Every season, styles change. We are asked to keep up with the new trendy colors, hem lengths and shoe heel types. Materials go in and out of vogue, belts go from thick to thin, jeans from bell to bootcut to skinny. Who has time to be fashionable? Luckily, there is one thing that hasn’t changed, that still looks smart, that still helps make a wardrobe both fun, and depending on the style, functional. Hats.
1110 Texas Avenue downtown has become the newest location for hat manufacturing. Caddo Bros Hat Company is a one-off, completely customizable hat maker that takes your head measurements to make a hat that is yours and yours only. You choose the type, style, materials, colors and ephemera (headbands, feathers, badges, etc.) to make the hat one that will live with you for years. Do hats make the man (or woman)? Would Raylan Givens have the same U.S. Marshal swagger without his hat? Would Abe be honest without his stovepipe? You know the answer.
Historic Texas Avenue is the worldwide headquarters of Caddo Bros Hat Company. The business reeks of smallish town America- from its location in a former Schorr Furniture store that locals still remember from the slogan, ‘the working man’s store!’-to the vintage decor that looks like everything you grew up with and should not have thrown out because it is desirable again.
It is appropriate that this business should be here, on a strip that was the birthplace to dreams. The avenue is part of the original Texas Trail, the one-time muddy and dangerous path that led from Louisiana to that foreign land known as the Republic of Texas. In the 1920s through 50s, the ‘Nue transformed into Shreveport’s hub for Black-owned businesses. As those businesses moved to the suburbs, the once stately avenue became home to furniture store row and later, to empty buildings, used car dealerships and weedy, unkempt vacant lots. Thankfully, that was not to be the end of this story. History-loving younger business owners are moving in, the avenue’s fortunes are looking bright, art and commerce and interest are thriving. The transformation was accelerated when C & C Mercantile and Lighting moved to 1100 Texas Avenue in the middle of the Covid pandemic in 2020.
Caddo Bros Hat Co. is the perfect addition to the authenticity that is C&C Mercantile and Lighting. C & C is home to ArtiFact, an Artisan’s Factory that nurtures local artists who use the space to paint, create, display and sell, and to Caddo Bros Hat Co., a small batch headwear business that was originally intended as a creative outlet for persons with Autism and Asperger’s Syndrome, a business that might eventually turn a profit, but would provide skills, purpose and a paycheck in the meantime.

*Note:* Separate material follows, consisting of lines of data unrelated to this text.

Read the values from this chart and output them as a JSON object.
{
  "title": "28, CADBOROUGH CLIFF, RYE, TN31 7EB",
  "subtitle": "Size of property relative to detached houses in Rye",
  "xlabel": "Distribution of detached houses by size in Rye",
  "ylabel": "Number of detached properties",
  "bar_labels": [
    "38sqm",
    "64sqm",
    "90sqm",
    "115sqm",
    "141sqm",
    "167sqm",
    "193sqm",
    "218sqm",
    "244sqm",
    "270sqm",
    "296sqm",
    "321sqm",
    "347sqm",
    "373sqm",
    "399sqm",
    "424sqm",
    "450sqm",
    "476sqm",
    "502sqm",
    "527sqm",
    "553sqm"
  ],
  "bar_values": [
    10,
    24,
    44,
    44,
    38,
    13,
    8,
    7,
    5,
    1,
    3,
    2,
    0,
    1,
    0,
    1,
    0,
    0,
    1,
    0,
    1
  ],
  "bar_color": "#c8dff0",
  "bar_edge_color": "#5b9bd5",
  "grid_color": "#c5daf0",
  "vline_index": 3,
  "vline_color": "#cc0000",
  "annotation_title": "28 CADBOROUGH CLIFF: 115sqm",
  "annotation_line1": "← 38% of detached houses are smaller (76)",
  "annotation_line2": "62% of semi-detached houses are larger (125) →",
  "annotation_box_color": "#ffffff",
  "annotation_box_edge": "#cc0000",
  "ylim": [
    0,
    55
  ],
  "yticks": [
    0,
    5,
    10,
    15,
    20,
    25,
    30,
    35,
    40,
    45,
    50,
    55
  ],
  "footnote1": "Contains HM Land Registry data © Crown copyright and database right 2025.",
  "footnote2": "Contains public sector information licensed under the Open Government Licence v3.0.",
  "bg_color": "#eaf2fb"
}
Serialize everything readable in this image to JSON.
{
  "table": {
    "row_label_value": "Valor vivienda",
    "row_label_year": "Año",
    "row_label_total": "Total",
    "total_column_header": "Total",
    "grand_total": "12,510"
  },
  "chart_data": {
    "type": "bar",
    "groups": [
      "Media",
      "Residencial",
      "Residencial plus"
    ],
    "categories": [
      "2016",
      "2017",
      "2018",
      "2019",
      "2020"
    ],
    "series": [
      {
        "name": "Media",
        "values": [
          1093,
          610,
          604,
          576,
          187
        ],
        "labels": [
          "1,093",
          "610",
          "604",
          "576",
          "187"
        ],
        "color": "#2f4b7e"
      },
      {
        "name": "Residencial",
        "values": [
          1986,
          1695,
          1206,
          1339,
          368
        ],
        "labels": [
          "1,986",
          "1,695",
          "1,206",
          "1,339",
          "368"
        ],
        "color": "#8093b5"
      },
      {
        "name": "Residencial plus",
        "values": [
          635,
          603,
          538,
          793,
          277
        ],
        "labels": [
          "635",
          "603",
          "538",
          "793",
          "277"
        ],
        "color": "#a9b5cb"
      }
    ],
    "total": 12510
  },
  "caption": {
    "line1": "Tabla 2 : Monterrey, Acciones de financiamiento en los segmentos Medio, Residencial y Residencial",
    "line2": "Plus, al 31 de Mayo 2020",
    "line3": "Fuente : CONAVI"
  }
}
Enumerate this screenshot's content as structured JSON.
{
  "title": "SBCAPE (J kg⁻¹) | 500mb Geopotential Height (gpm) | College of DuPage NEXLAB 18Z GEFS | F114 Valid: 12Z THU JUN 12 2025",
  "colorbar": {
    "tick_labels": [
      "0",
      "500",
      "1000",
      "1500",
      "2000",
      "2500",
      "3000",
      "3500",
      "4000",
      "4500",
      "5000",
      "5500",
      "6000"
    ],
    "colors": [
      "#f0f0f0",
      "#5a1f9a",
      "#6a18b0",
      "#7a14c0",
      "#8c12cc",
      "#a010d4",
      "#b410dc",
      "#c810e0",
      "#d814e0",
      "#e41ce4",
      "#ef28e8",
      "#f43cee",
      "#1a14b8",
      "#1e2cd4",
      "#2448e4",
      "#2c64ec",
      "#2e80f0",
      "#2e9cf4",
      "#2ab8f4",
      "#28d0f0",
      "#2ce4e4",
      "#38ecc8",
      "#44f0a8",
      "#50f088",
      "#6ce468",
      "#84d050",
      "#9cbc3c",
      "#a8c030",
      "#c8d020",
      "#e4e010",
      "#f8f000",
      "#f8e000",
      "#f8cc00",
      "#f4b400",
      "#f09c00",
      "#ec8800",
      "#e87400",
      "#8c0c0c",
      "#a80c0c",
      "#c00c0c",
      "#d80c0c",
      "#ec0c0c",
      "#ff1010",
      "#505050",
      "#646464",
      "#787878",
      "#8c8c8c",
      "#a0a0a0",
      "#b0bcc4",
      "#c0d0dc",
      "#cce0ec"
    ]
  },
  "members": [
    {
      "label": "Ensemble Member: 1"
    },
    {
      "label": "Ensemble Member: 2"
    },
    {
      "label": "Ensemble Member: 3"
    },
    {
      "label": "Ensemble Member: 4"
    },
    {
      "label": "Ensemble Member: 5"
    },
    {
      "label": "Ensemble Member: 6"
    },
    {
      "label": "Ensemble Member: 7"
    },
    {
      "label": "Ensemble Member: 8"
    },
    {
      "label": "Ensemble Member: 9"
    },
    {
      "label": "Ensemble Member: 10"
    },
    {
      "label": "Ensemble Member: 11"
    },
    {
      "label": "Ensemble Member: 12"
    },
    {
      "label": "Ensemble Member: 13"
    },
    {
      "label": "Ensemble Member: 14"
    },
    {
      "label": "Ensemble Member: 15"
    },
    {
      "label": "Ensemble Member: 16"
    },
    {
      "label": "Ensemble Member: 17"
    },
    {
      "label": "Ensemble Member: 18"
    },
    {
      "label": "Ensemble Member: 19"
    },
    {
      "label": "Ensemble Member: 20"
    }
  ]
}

In order for Caddo Bros to have a chance, owners Derek Simmons, wife Lauren Ross Simmons and friend James Carmody knew they needed to create demand along with their handmade, small-batch hats. They also had to recreate manufacturing methods that seemed to be lost, or, at the very least, hidden. The methods and skills are being perfected each day, and the hats made of wool felt, rabbit, straw and other natural materials, have come into their own.
When possible, materials are made or harvested in the U.S. The hats are made for one head, sized according to measurements provided for the hat’s soon-to-be owner. There are men and women’s hats, traditional styles from Pescador to Panama, to newer fashionable ‘cowgirl chic’ to wide brim Fedora to leather patch trucker hats. Ribbons, braids, pins, buttons, buckles, feathers, and cherished mementos can be designed into each hat to make it even more special.
It has been a steep learning curve for Lauren, Derek and James. Together, these three have the skills to build a lighting fixture, rewire an electrical plug, create one of a kind art, lay pipe, dance, raise chickens, act, start a successful business…but handcrafting custom hats was a skill none of them had. “It’s been a learning curve,” says Derek. Whatever magic they are making on Texas Avenue is working. Caddo Bros. is flourishing, more space is needed, more employees are being hired.
The hats, that take roughly 20 hours to produce, are getting noticed by national media, and are becoming ‘stars’ of photo shoots. These new pieces of fashion are old hat no more.